The complexities that lie behind mothers’ responses and role in childhood sexual abuse is one area I would like to explore and understand further. However, here in my artwork, I simply responded to the participants’ pain of abandonment and the unavailability of their mothers. I puzzled over the collapse of certainty; how a child lives and survives in the realm of a mother who is incapable of providing the most basic care required. Embedded in my response is not the judgement, “How could you?” but the mystery, “Why couldn’t you?” What was missing? What had disabled that fundamental desire to care or to offer and enact care?
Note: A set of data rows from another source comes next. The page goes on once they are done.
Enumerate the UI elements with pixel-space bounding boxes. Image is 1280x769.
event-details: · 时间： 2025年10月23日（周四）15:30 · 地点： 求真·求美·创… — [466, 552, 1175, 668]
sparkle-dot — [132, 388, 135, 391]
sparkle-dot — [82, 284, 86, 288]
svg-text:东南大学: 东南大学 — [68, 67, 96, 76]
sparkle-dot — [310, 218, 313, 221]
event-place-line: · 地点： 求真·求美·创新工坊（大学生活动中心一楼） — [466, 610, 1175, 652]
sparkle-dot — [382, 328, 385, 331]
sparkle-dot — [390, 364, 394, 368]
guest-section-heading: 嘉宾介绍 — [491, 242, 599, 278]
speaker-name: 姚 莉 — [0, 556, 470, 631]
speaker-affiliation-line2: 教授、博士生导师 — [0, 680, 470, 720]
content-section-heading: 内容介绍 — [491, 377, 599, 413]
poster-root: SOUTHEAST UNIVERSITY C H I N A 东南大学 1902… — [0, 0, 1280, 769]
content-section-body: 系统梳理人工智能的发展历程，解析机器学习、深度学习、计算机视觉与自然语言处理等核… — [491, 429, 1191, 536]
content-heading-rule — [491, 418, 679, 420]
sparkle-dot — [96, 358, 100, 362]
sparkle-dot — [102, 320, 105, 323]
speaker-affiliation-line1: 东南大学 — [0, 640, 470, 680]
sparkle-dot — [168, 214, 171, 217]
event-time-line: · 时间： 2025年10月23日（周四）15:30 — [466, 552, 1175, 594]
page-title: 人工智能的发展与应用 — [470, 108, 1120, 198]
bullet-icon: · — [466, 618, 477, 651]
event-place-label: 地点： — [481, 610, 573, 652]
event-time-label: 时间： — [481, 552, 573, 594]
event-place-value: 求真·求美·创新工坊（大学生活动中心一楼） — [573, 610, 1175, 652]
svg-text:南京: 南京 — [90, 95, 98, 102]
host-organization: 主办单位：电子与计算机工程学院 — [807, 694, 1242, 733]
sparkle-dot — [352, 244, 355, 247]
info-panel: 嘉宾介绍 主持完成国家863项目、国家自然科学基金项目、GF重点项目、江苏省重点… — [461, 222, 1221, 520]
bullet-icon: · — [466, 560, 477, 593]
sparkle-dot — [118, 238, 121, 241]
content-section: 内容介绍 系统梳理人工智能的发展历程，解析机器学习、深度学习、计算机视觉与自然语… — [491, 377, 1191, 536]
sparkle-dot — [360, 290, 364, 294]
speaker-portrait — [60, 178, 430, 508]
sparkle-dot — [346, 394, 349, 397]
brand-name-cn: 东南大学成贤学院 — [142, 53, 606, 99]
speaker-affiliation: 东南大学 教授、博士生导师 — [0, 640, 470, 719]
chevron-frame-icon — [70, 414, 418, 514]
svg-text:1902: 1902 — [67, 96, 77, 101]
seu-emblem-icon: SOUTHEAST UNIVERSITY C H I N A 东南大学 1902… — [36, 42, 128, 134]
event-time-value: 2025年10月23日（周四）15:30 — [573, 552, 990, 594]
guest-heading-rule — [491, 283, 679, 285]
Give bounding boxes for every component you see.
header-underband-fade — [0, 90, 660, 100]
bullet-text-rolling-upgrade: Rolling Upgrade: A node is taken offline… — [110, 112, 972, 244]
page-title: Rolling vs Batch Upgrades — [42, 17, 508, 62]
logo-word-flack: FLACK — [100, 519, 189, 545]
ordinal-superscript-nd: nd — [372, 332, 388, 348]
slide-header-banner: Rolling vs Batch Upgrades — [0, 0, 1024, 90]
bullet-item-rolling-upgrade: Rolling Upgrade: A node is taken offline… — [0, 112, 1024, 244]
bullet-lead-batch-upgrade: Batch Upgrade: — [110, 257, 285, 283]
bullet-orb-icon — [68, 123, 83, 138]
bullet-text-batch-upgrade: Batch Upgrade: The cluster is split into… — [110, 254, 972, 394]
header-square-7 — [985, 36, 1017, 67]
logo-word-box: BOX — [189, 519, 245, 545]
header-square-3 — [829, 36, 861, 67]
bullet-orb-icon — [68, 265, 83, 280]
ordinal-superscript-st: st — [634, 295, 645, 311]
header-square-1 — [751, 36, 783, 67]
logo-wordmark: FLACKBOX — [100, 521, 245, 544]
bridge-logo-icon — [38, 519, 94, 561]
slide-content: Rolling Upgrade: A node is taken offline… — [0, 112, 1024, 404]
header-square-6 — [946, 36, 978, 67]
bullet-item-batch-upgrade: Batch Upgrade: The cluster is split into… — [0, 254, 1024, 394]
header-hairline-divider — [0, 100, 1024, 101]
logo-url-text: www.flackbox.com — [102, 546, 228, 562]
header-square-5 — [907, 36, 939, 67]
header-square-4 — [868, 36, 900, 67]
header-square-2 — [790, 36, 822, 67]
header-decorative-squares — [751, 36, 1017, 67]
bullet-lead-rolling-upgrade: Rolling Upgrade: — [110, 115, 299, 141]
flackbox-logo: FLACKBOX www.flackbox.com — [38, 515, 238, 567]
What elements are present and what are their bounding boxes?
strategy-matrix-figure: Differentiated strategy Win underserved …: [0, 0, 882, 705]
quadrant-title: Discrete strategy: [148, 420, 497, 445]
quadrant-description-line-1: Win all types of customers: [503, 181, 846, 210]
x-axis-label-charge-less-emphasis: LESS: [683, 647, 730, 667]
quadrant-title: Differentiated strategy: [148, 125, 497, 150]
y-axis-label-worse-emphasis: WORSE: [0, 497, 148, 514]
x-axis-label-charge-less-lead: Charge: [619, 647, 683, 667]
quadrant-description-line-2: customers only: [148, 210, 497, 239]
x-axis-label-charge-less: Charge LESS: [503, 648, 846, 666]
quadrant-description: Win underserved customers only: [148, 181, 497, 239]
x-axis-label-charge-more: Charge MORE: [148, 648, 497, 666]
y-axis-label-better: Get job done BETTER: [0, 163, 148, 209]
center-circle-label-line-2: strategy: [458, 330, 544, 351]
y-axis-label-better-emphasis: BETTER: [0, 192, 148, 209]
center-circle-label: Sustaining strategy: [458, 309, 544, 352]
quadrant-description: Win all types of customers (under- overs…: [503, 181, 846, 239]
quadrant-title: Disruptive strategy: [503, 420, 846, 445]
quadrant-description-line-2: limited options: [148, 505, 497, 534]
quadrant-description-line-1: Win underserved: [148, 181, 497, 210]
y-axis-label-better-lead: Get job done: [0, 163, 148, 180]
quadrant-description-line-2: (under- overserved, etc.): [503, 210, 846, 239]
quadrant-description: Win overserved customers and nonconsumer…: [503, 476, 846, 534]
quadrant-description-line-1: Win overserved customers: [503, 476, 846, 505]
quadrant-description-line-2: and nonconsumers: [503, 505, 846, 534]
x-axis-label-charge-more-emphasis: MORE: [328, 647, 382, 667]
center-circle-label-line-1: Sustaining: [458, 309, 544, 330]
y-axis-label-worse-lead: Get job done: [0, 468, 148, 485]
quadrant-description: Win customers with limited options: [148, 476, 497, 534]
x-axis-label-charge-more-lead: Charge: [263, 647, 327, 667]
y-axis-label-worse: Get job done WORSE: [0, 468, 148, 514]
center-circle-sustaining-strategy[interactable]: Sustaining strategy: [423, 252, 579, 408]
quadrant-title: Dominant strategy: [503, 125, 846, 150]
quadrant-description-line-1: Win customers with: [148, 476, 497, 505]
My ruminations upon the mother led to a range of artworks into which the mother’s immobilisation or unavailability is absorbed. They are a reflection on the mother’s stagnation of purpose, the petrification of appropriate mothering emotions and the loss of motherly guidance. Epi/dermis (Figure 20) references the mother in the ceramic dresses and in the glass, as it slumps over the dress and moulds to its shape, the barrier between the mother and the child, the impenetrable “space between”.
When glass melts over such a ceramic dress, especially one that has relatively high peaks and troughs, it can become too thin to cover it fully. Weak spots form. Small holes sometimes appear and fragments of the mother’s dress are exposed. These openings, faults to a glassworker, evoke uncertainty. Can these gaps in what was thought of as the mother’s impenetrability, imply it is opening or closing? Hopeful or hopeless?